Any monies sent in payment for places at the Seder will be returned. 

We are all terribly sad to have to cancel our first Seder for three years. Those of you who have attended a KK Seder in the past know that they are a highlight of our ritual year and renowned across the land….

Let us all say, “Next year, in Trelissick!”

Pesach in Cornwall

After over two years in the wilderness, we are breaking free from the shackles of the pandemic and emerging step by step into freedom. Pesach this year will be doubly sweet, a reminder of the emergence from slavery, and a return to a life which we are freer to enjoy, while remembering our responsibility to use our freedom to make the world a better place. 

The first night of Pesach will be on Friday 15h April and we will be celebrating it in traditional style. There will be the familiar story, given new life by the reading of our Deputy Chair Adam Feldman, together with Murray Brown and with contributions from other members. We will have the traditional seder plate, and a wonderful buffet organised by Anne and David Hearle and lovingly cooked and prepared by some of the talented chefs of the community. 

Our seder is a wonderful occasion for both children and adults. Who will find the afikomen this year? If you are to be in Cornwall for Pesach this year, you may wish to join us, in which case please email .  Please note, however, that available places will be limited.
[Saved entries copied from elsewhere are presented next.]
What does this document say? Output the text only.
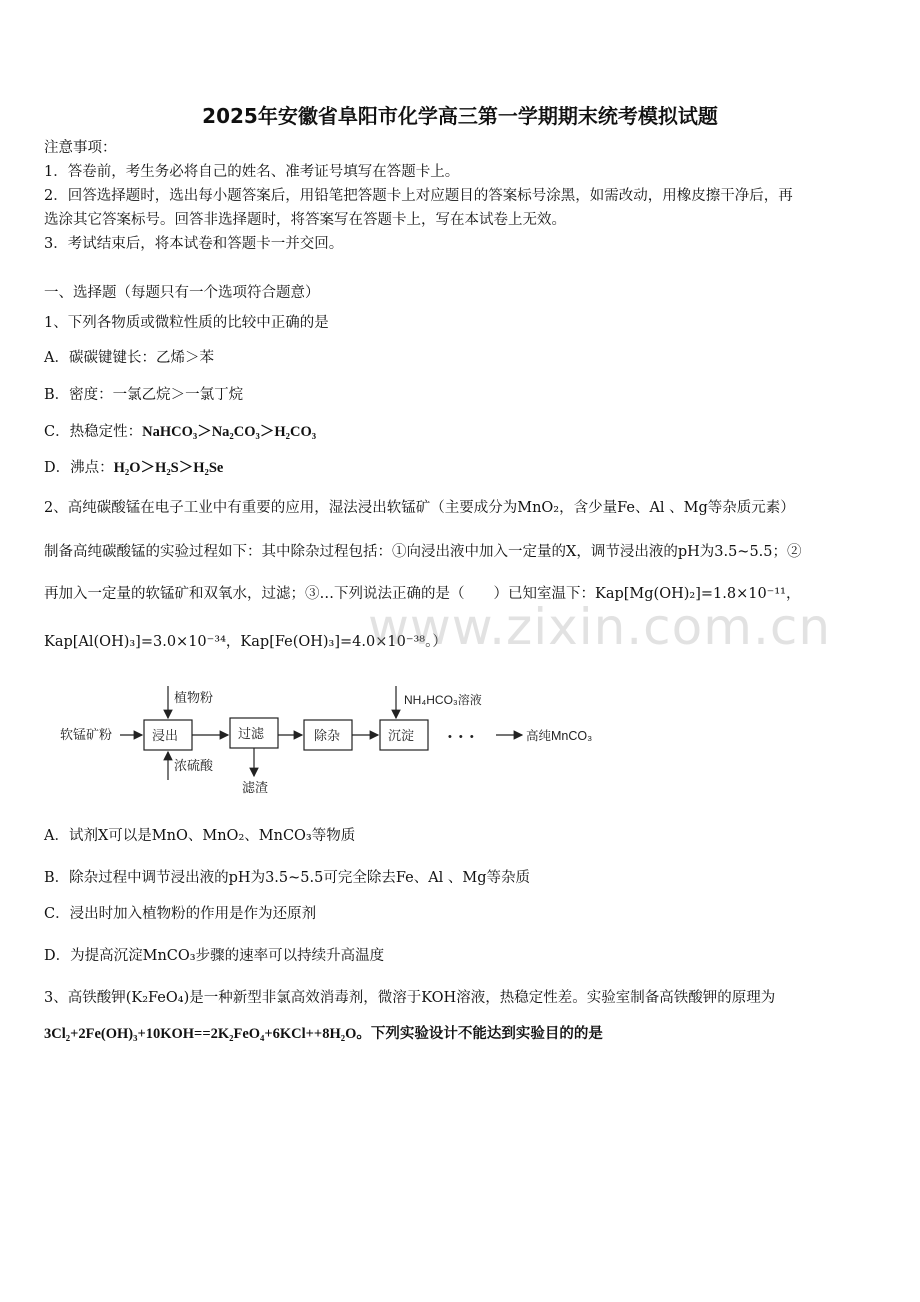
2025年安徽省阜阳市化学高三第一学期期末统考模拟试题
注意事项：
1．答卷前，考生务必将自己的姓名、准考证号填写在答题卡上。
2．回答选择题时，选出每小题答案后，用铅笔把答题卡上对应题目的答案标号涂黑，如需改动，用橡皮擦干净后，再
选涂其它答案标号。回答非选择题时，将答案写在答题卡上，写在本试卷上无效。
3．考试结束后，将本试卷和答题卡一并交回。
一、选择题（每题只有一个选项符合题意）
1、下列各物质或微粒性质的比较中正确的是
A．碳碳键键长：乙烯＞苯
B．密度：一氯乙烷＞一氯丁烷
C．热稳定性：NaHCO₃＞Na₂CO₃＞H₂CO₃
D．沸点：H₂O＞H₂S＞H₂Se
2、高纯碳酸锰在电子工业中有重要的应用，湿法浸出软锰矿（主要成分为MnO₂，含少量Fe、Al 、Mg等杂质元素）
制备高纯碳酸锰的实验过程如下：其中除杂过程包括：①向浸出液中加入一定量的X，调节浸出液的pH为3.5~5.5；②
再加入一定量的软锰矿和双氧水，过滤；③…下列说法正确的是（　　）已知室温下：Kap[Mg(OH)₂]=1.8×10⁻¹¹，
Kap[Al(OH)₃]=3.0×10⁻³⁴，Kap[Fe(OH)₃]=4.0×10⁻³⁸。）
www.zixin.com.cn
软锰矿粉	浸出
植物粉
浓硫酸
过滤
滤渣
除杂	沉淀
NH₄HCO₃溶液
• • •	高纯MnCO₃
A．试剂X可以是MnO、MnO₂、MnCO₃等物质
B．除杂过程中调节浸出液的pH为3.5~5.5可完全除去Fe、Al 、Mg等杂质
C．浸出时加入植物粉的作用是作为还原剂
D．为提高沉淀MnCO₃步骤的速率可以持续升高温度
3、高铁酸钾(K₂FeO₄)是一种新型非氯高效消毒剂，微溶于KOH溶液，热稳定性差。实验室制备高铁酸钾的原理为
3Cl₂+2Fe(OH)₃+10KOH==2K₂FeO₄+6KCl++8H₂O。下列实验设计不能达到实验目的的是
Looking for food for Pesach? There are several suppliers, but many people use Sabeny. Visit their website, or email them for their food list, or call them on 203 6973410.

Holly and her trees

Young KK regular Holly Hancock was unable to attend the Tree Planting at Paul (see below), so she and her dad planted their own trees for the Jewish refugees. They were thinking particularly of their family who left Germany during the Second World War to escape what what was happening to Jews and to make a better life in the UK. 
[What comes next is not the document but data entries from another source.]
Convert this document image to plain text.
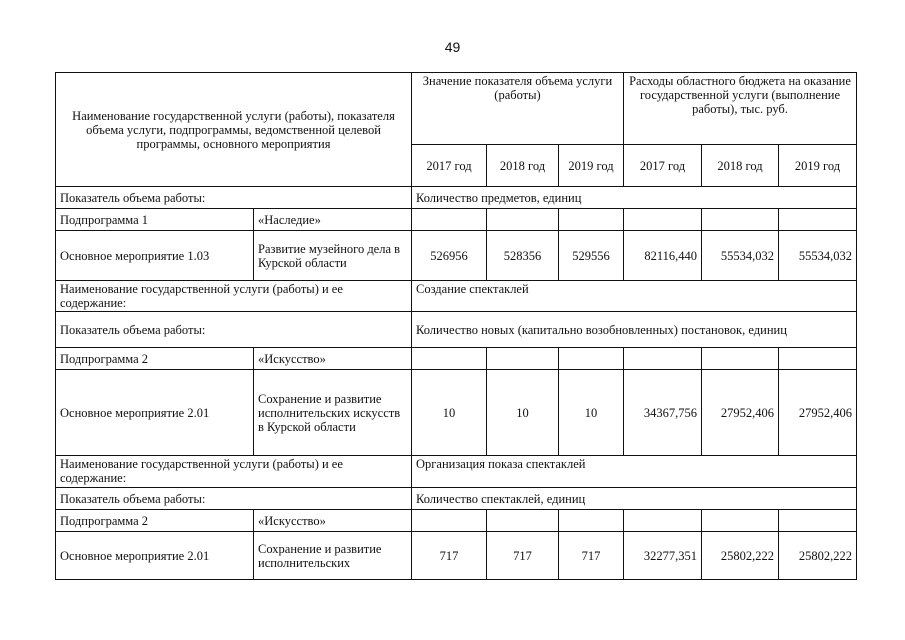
49
Наименование государственной услуги (работы), показателя объема услуги, подпрограммы, ведомственной целевой программы, основного мероприятия		Значение показателя объема услуги (работы)			Расходы областного бюджета на оказание государственной услуги (выполнение работы), тыс. руб.		
		2017 год	2018 год	2019 год	2017 год	2018 год	2019 год
Показатель объема работы:		Количество предметов, единиц					
Подпрограмма 1	«Наследие»						
Основное мероприятие 1.03	Развитие музейного дела в Курской области	526956	528356	529556	82116,440	55534,032	55534,032
Наименование государственной услуги (работы) и ее содержание:		Создание спектаклей					
Показатель объема работы:		Количество новых (капитально возобновленных) постановок, единиц					
Подпрограмма 2	«Искусство»						
Основное мероприятие 2.01	Сохранение и развитие исполнительских искусств в Курской области	10	10	10	34367,756	27952,406	27952,406
Наименование государственной услуги (работы) и ее содержание:		Организация показа спектаклей					
Показатель объема работы:		Количество спектаклей, единиц					
Подпрограмма 2	«Искусство»						
Основное мероприятие 2.01	Сохранение и развитие исполнительских	717	717	717	32277,351	25802,222	25802,222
Holly’s grandmother is happy that Holly is engaging with her faith,  a faith which her grandmother felt obliged to hide for many years. Let the trees, Holly and other young people in her position, all full of promise, grow to make the world a better and more beautiful place. 
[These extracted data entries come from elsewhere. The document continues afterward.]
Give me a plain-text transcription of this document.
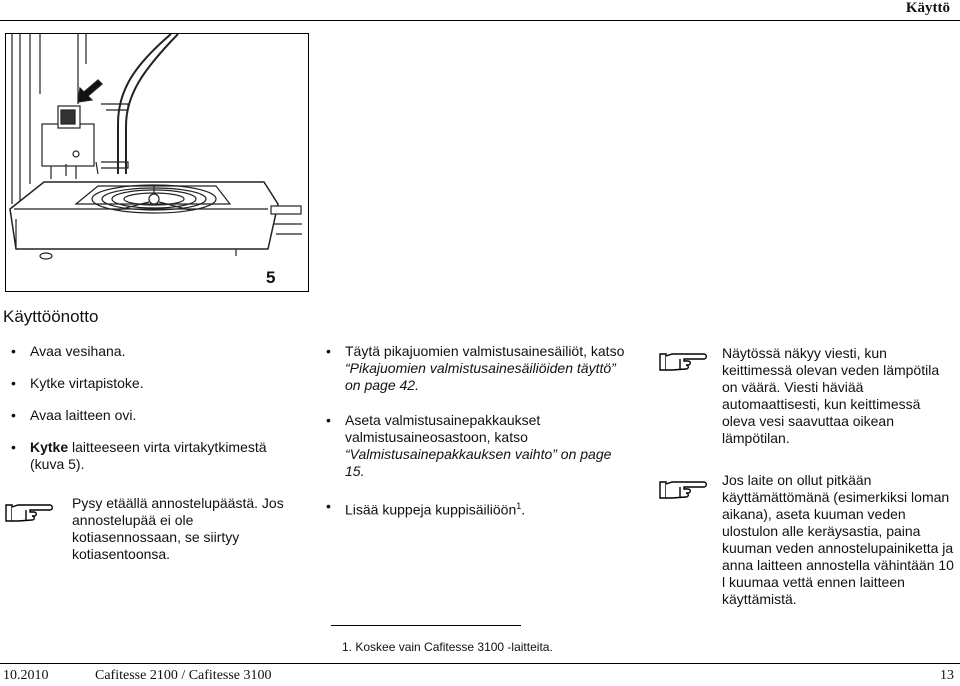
Käyttö
5
Käyttöönotto
• Avaa vesihana.
• Kytke virtapistoke.
• Avaa laitteen ovi.
• Kytke laitteeseen virta virtakytkimestä (kuva 5).
Pysy etäällä annostelupäästä. Jos annostelupää ei ole kotiasennossaan, se siirtyy kotiasentoonsa.
• Täytä pikajuomien valmistusainesäiliöt, katso “Pikajuomien valmistusainesäiliöiden täyttö” on page 42.
• Aseta valmistusainepakkaukset valmistusaineosastoon, katso “Valmistusainepakkauksen vaihto” on page 15.
• Lisää kuppeja kuppisäiliöön$^1$.
1. Koskee vain Cafitesse 3100 -laitteita.
Näytössä näkyy viesti, kun keittimessä olevan veden lämpötila on väärä. Viesti häviää automaattisesti, kun keittimessä oleva vesi saavuttaa oikean lämpötilan.
Jos laite on ollut pitkään käyttämättömänä (esimerkiksi loman aikana), aseta kuuman veden ulostulon alle keräysastia, paina kuuman veden annostelupainiketta ja anna laitteen annostella vähintään 10 l kuumaa vettä ennen laitteen käyttämistä.
10.2010	Cafitesse 2100 / Cafitesse 3100	13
One of the trees planted by Hollly Hancock and her father

Tree Planting in Penwith

Digging it in – a joint effort by David Hearle and Melvia Williams (who knew the Jewish Refugee children as a child).
Meanwhile local children supervise!

On 30 January, 2022 Kehillat Kernow, the Association of Jewish Refugees (AJR), the Cornwall Faith Forum (CFF) and local people converged on the historic Cholera Field at Paul, near Mousehole in Penwith to plant an oak tree. The tree is one of eighty being planted around the UK to mark places where Jewish people have been given homes and shelter. Paul is one of these places as, together with Mousehole, it offered homes to 100 children and 5 teachers from the Jews Free School in East London in 1941 when they were evacuated because of the Blitz. Their stories are recorded in From East End to Lands End  by KK member and local author Susan Soyinka 


The tree was planted by another KK member, David Hearle, with help provided by children from Mousehole School. One Mousehole resident,  Melvia Williams, who remembered the Jewish children’s arrival ‘as if it was yesterday’ attended the ceremony and spoke of a warm coming together of the two groups of children. Besides the tree planting itself, the ceremony included welcome speeches by CFF Head and Priest in Charge at Paul Church Andrew Yates and by KK Chair Jeremy Jacobson, talks by AJR representative (and coincidentally KKK member) Dr Bea Lewkowicz and by Susan Soyinka, plus the recital of Psalm 104 by everyone, a moving rendition of El Malei Rachamim by KK Vice-Chair Adam Feldman and, finally, the Priestly Blessing recited in Hebrew by Adam and in English by Andrew.


After the ceremony, which was attended by around 100 people, Kehillat Kernow, together with Paul Church, invited the attendees to an informal lunch of Cornish pasties (vegetarian included!) tea, coffee and wine. The ceremony was a great success, bringing together communities and organisations in an affirmation of chayim (life) and chesed (loving kindness).